It's only recently that I've begun to hear Memorial Day once again referred to as Decoration Day, a reminder that the old tradition was to decorate soldiers' gravesites with flags and flowers. My grandmother used to make cemetery visits; I've never been a cemetery visitor. Certainly I have lots of people there to remember, some of them who had been soldiers, although none of "mine" died in battle. It's just something I never did, never grew up doing, going to cemeteries and tending graves. I grew up feeling like the departed weren't there. Wherever they are, they aren't there in the ground.
I see lots of blogs today with moving posts about our (and others') wars' dead.
On Sunday we memorialized our fallen soldiers with barbecued ribs and chicken, pasta and potato salads.
My father came home from World War II with shrapnel in his body; his brother was always ashamed that he had suffered a pre-war injury that prevented him from serving in the armed forces. All the rest of my uncles were somewhere over there during WWII. I only had two male cousins and neither of them went to war. I had no good friends who died on foreign shores. The noble deaths of soldiers is an abstract to me. If I really think about it, I can hardly bear it. I doubt that at the time of a soldier's death, he or she is thinking of the ideals for which his or her life is leaving.
My mother told me a story about an Independence Day celebration she and Dad attended shortly after his discharge from the Army Air Force.
"Somebody set off a cherry bomb and he hit the deck. I turned around and he wasn't behind me; he was flat on the ground."
"What did you do?" I asked.
"I laughed. That was . . . the wrong thing to do."
When I didn't want to finish supper, Dad would fire up with, "I saw kids eating out of garbage pails!" Quotes like that became jokes among us babyboomers. But there was something in his eyes . . . those visions were right there for him.

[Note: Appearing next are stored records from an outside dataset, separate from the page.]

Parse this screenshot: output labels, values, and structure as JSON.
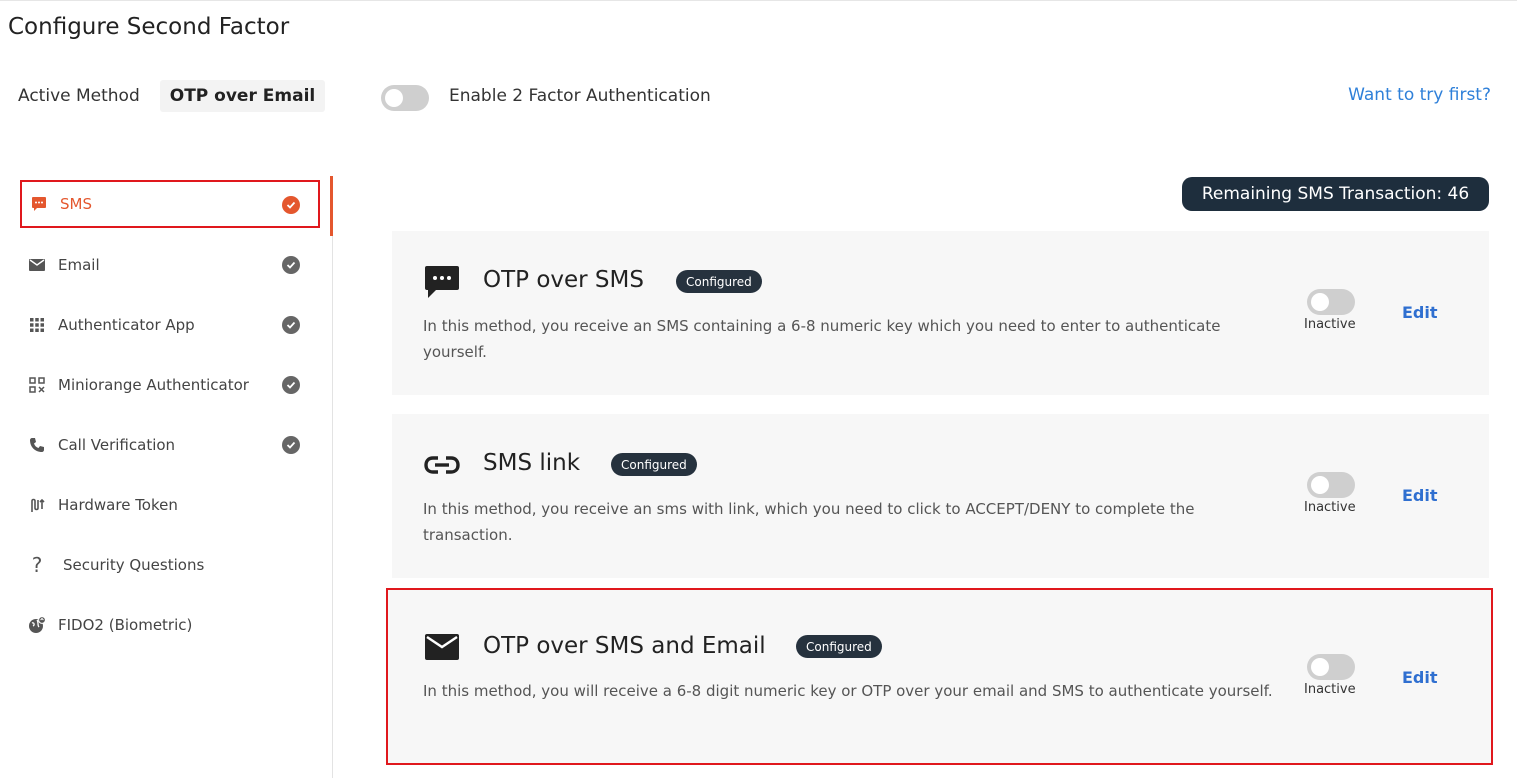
{
  "page": {
    "title": "Configure Second Factor"
  },
  "active_method": {
    "label": "Active Method",
    "value": "OTP over Email"
  },
  "two_factor": {
    "label": "Enable 2 Factor Authentication",
    "enabled": false
  },
  "try_link": "Want to try first?",
  "remaining": "Remaining SMS Transaction: 46",
  "colors": {
    "accent": "#e4572e",
    "link": "#2f80d9",
    "badge": "#26323e",
    "highlight": "#e0181d"
  },
  "sidebar": {
    "items": [
      {
        "label": "SMS",
        "icon": "sms-icon",
        "checked": true,
        "active": true
      },
      {
        "label": "Email",
        "icon": "email-icon",
        "checked": true
      },
      {
        "label": "Authenticator App",
        "icon": "grid-icon",
        "checked": true
      },
      {
        "label": "Miniorange Authenticator",
        "icon": "qr-code-icon",
        "checked": true
      },
      {
        "label": "Call Verification",
        "icon": "phone-icon",
        "checked": true
      },
      {
        "label": "Hardware Token",
        "icon": "token-icon",
        "checked": false
      },
      {
        "label": "Security Questions",
        "icon": "question-icon",
        "checked": false
      },
      {
        "label": "FIDO2 (Biometric)",
        "icon": "fingerprint-globe-icon",
        "checked": false
      }
    ]
  },
  "methods": [
    {
      "title": "OTP over SMS",
      "badge": "Configured",
      "icon": "sms-bubble-icon",
      "description": "In this method, you receive an SMS containing a 6-8 numeric key which you need to enter to authenticate yourself.",
      "status": "Inactive",
      "edit": "Edit"
    },
    {
      "title": "SMS link",
      "badge": "Configured",
      "icon": "link-icon",
      "description": "In this method, you receive an sms with link, which you need to click to ACCEPT/DENY to complete the transaction.",
      "status": "Inactive",
      "edit": "Edit"
    },
    {
      "title": "OTP over SMS and Email",
      "badge": "Configured",
      "icon": "envelope-icon",
      "description": "In this method, you will receive a 6-8 digit numeric key or OTP over your email and SMS to authenticate yourself.",
      "status": "Inactive",
      "edit": "Edit"
    }
  ]
}
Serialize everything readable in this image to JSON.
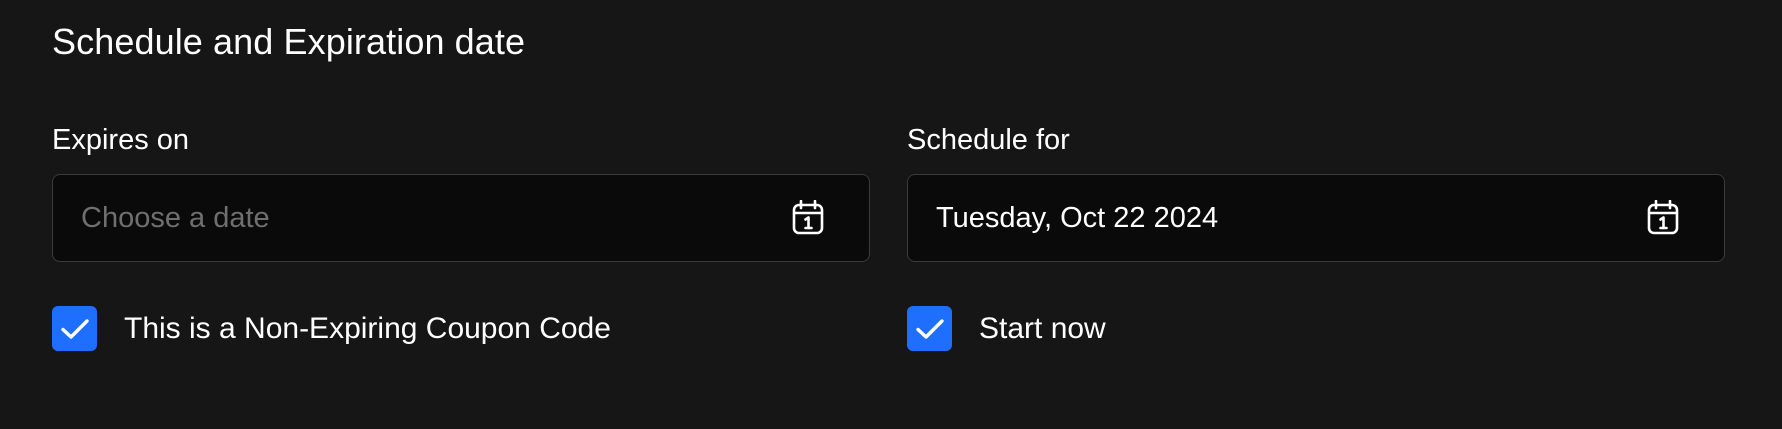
{
  "section": {
    "title": "Schedule and Expiration date"
  },
  "expires": {
    "label": "Expires on",
    "placeholder": "Choose a date",
    "value": "",
    "icon": "calendar-icon",
    "checkbox_label": "This is a Non-Expiring Coupon Code",
    "checkbox_checked": true
  },
  "schedule": {
    "label": "Schedule for",
    "placeholder": "",
    "value": "Tuesday, Oct 22 2024",
    "icon": "calendar-icon",
    "checkbox_label": "Start now",
    "checkbox_checked": true
  },
  "colors": {
    "background": "#161616",
    "input_background": "#0a0a0a",
    "input_border": "#3a3a3a",
    "checkbox_accent": "#1f6fff",
    "placeholder_text": "#6f6f6f",
    "text": "#ffffff"
  }
}
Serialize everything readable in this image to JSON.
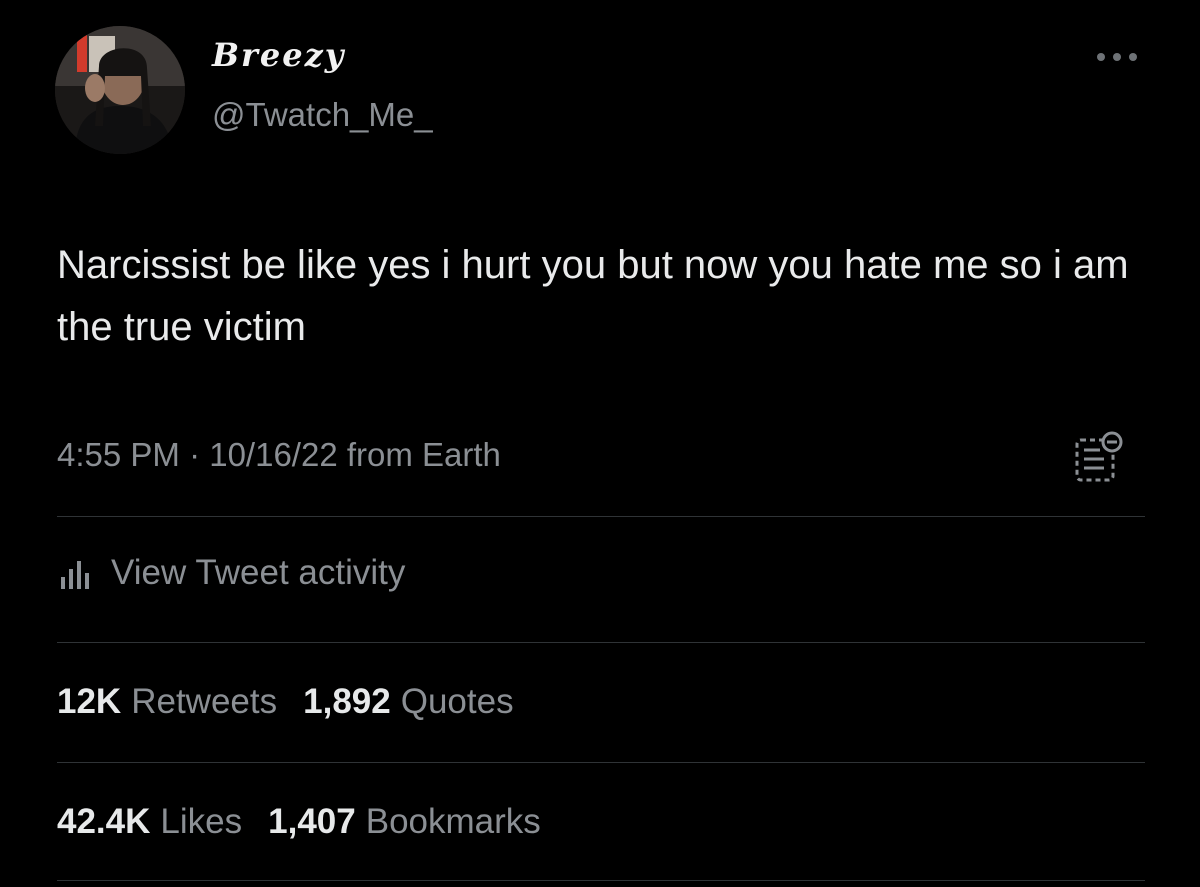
{
  "user": {
    "display_name": "Breezy",
    "handle": "@Twatch_Me_"
  },
  "tweet": {
    "text": "Narcissist be like yes i hurt you but now you hate me so i am the true victim",
    "meta": "4:55 PM · 10/16/22 from Earth"
  },
  "activity": {
    "label": "View Tweet activity",
    "icon": "bar-chart-icon"
  },
  "stats": {
    "retweets_count": "12K",
    "retweets_label": "Retweets",
    "quotes_count": "1,892",
    "quotes_label": "Quotes",
    "likes_count": "42.4K",
    "likes_label": "Likes",
    "bookmarks_count": "1,407",
    "bookmarks_label": "Bookmarks"
  },
  "icons": {
    "more": "more-options-icon",
    "notes": "community-note-icon"
  },
  "colors": {
    "background": "#000000",
    "text_primary": "#e7e9ea",
    "text_secondary": "#8b8f94",
    "divider": "#2f3336"
  }
}
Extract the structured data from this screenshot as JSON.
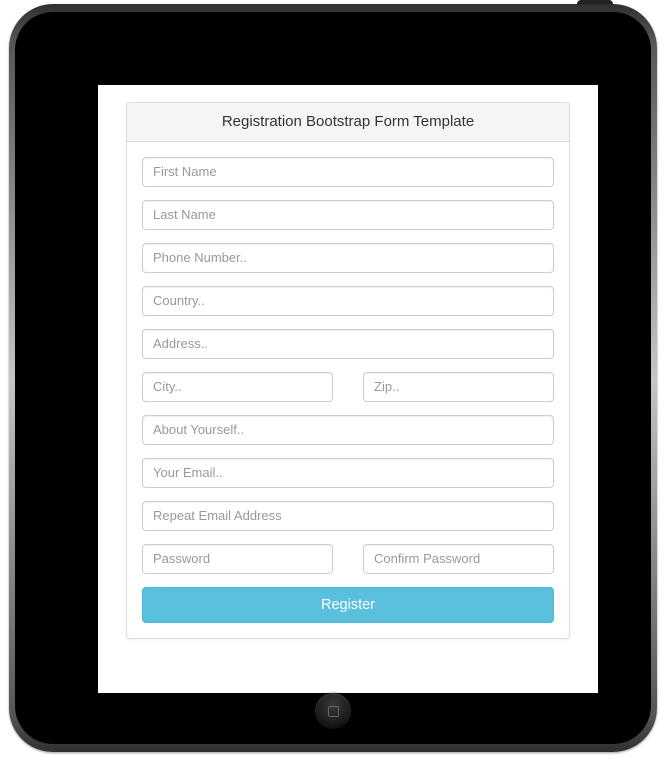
{
  "form": {
    "title": "Registration Bootstrap Form Template",
    "fields": {
      "first_name": {
        "placeholder": "First Name",
        "value": ""
      },
      "last_name": {
        "placeholder": "Last Name",
        "value": ""
      },
      "phone": {
        "placeholder": "Phone Number..",
        "value": ""
      },
      "country": {
        "placeholder": "Country..",
        "value": ""
      },
      "address": {
        "placeholder": "Address..",
        "value": ""
      },
      "city": {
        "placeholder": "City..",
        "value": ""
      },
      "zip": {
        "placeholder": "Zip..",
        "value": ""
      },
      "about": {
        "placeholder": "About Yourself..",
        "value": ""
      },
      "email": {
        "placeholder": "Your Email..",
        "value": ""
      },
      "email2": {
        "placeholder": "Repeat Email Address",
        "value": ""
      },
      "password": {
        "placeholder": "Password",
        "value": ""
      },
      "password2": {
        "placeholder": "Confirm Password",
        "value": ""
      }
    },
    "submit_label": "Register"
  },
  "colors": {
    "accent": "#5bc0de"
  }
}
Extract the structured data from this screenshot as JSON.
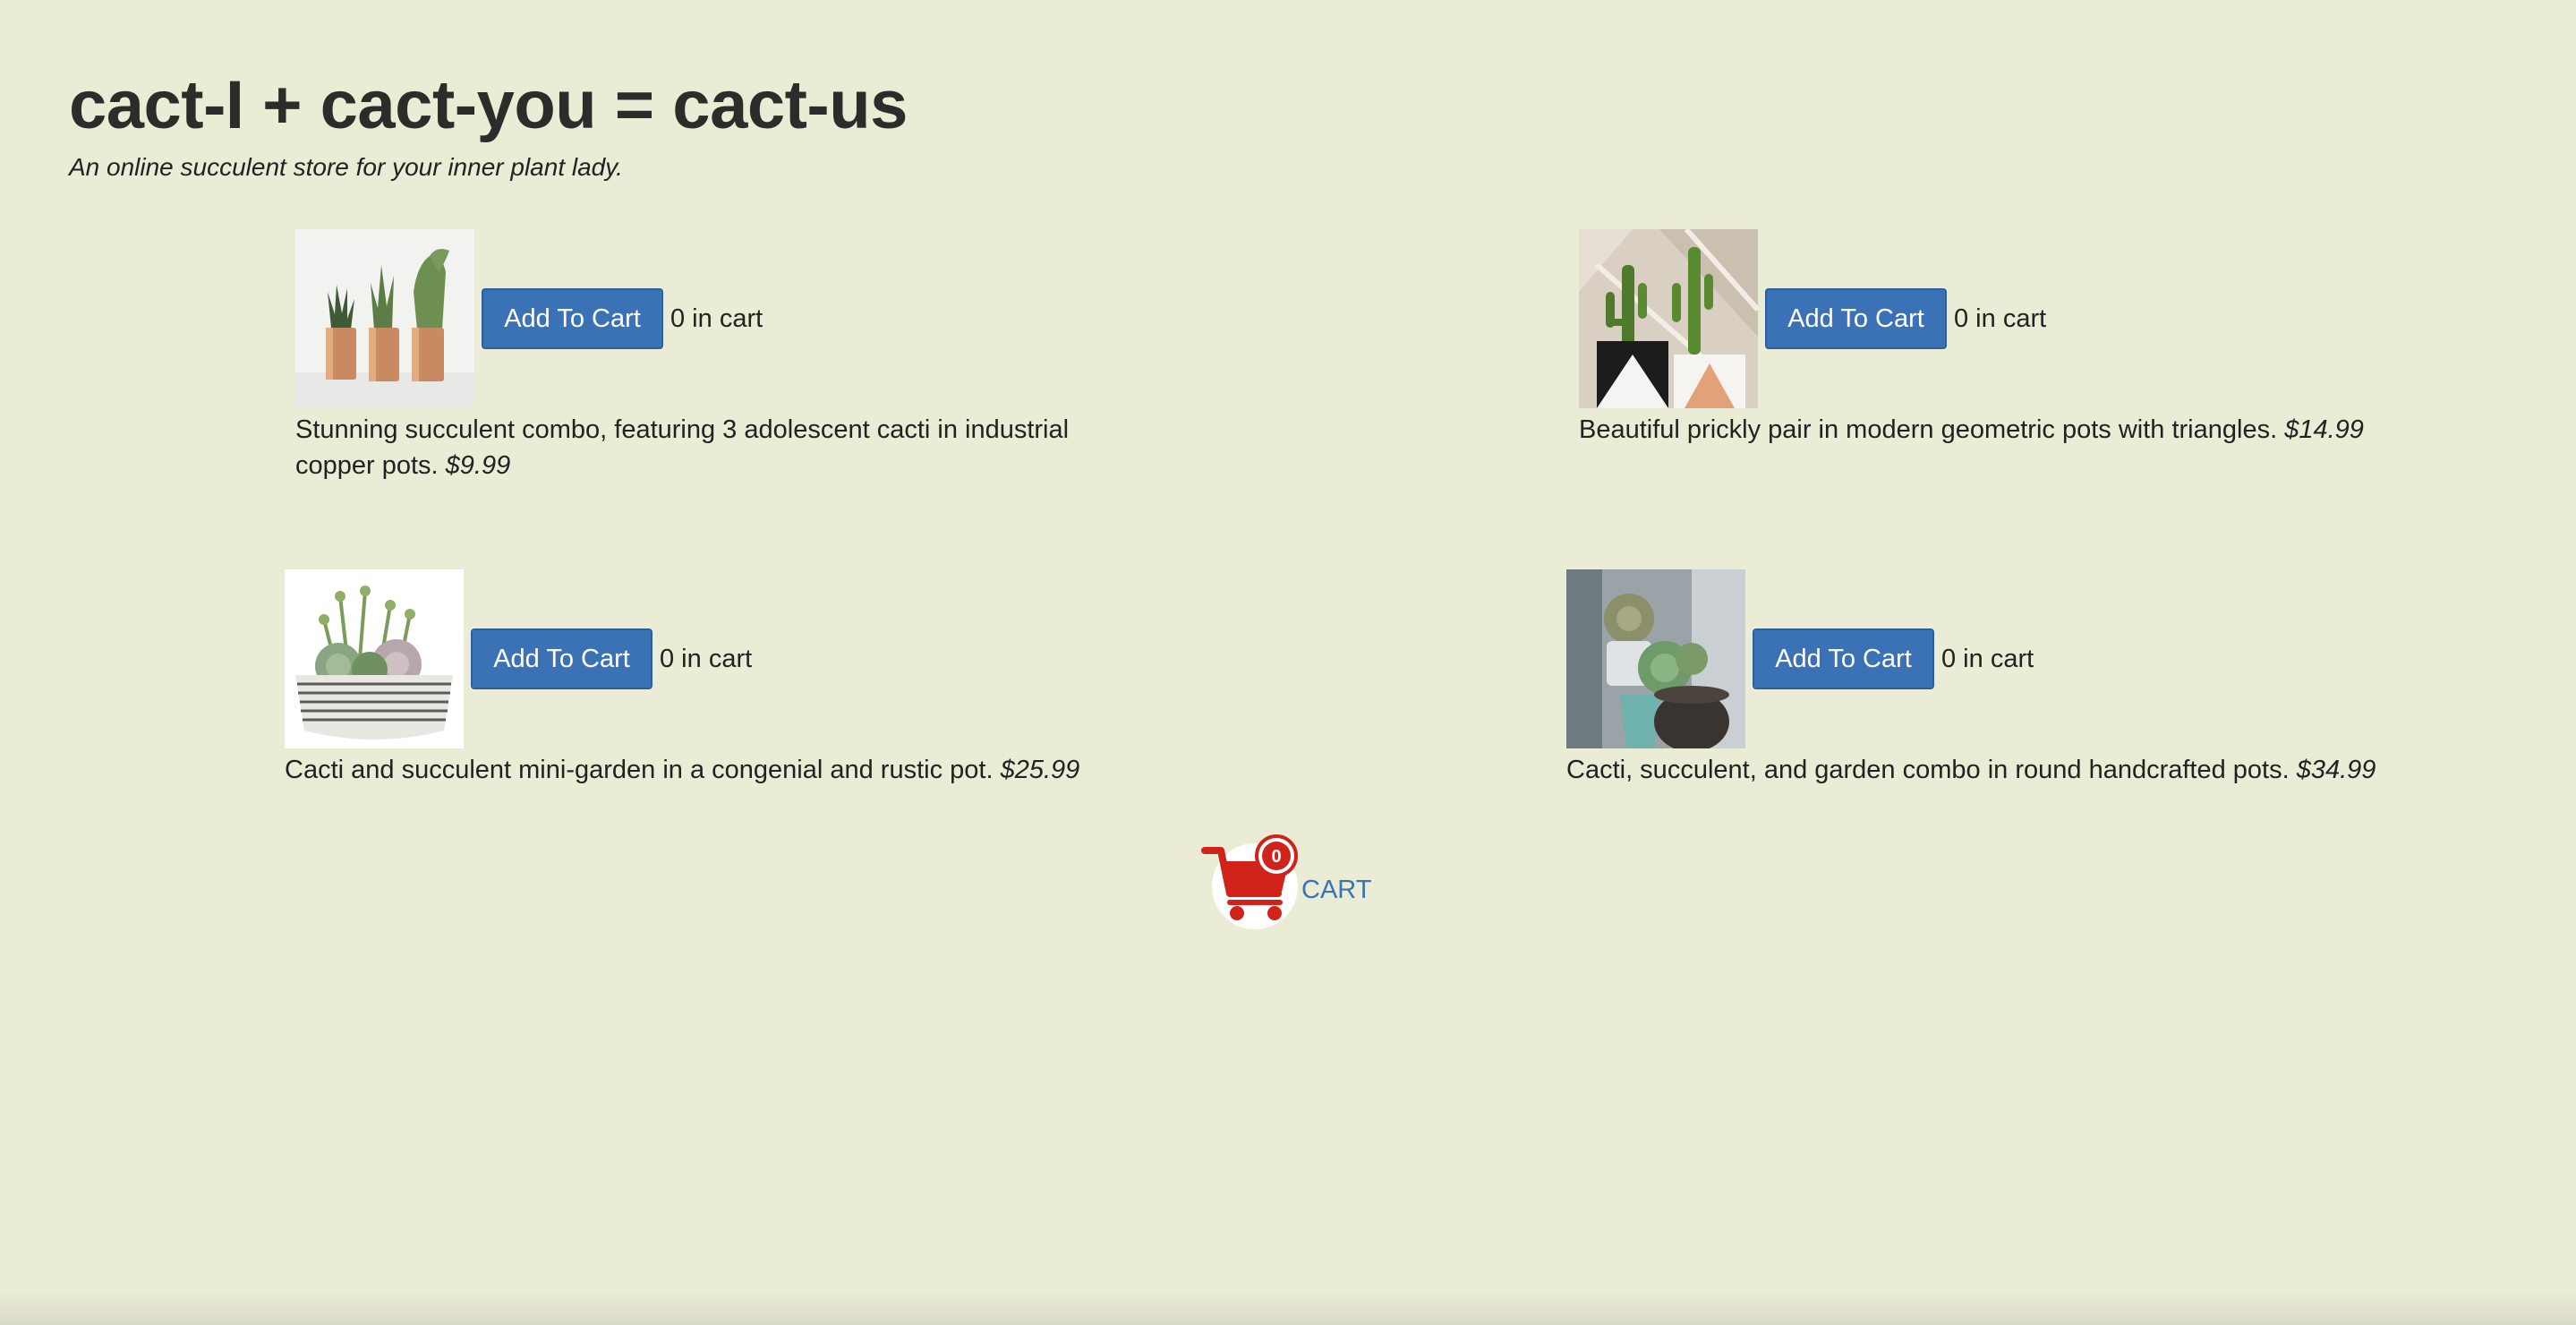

Even those who don't die in wars . . . parts of them die.
When I see pictures of the soldiers who are recently dead in wars . . . they're all little kids. Such young kids. Abstractly, I think many of them probably signed up for the training offered, the possibility of a career. Almost nobody, I think, contemplates their own glorious death, for real, when they sign the contract to serve in the military.
The ones who come home . . . maybe they'd like to celebrate being alive and able to enjoy ribs and chicken and salads.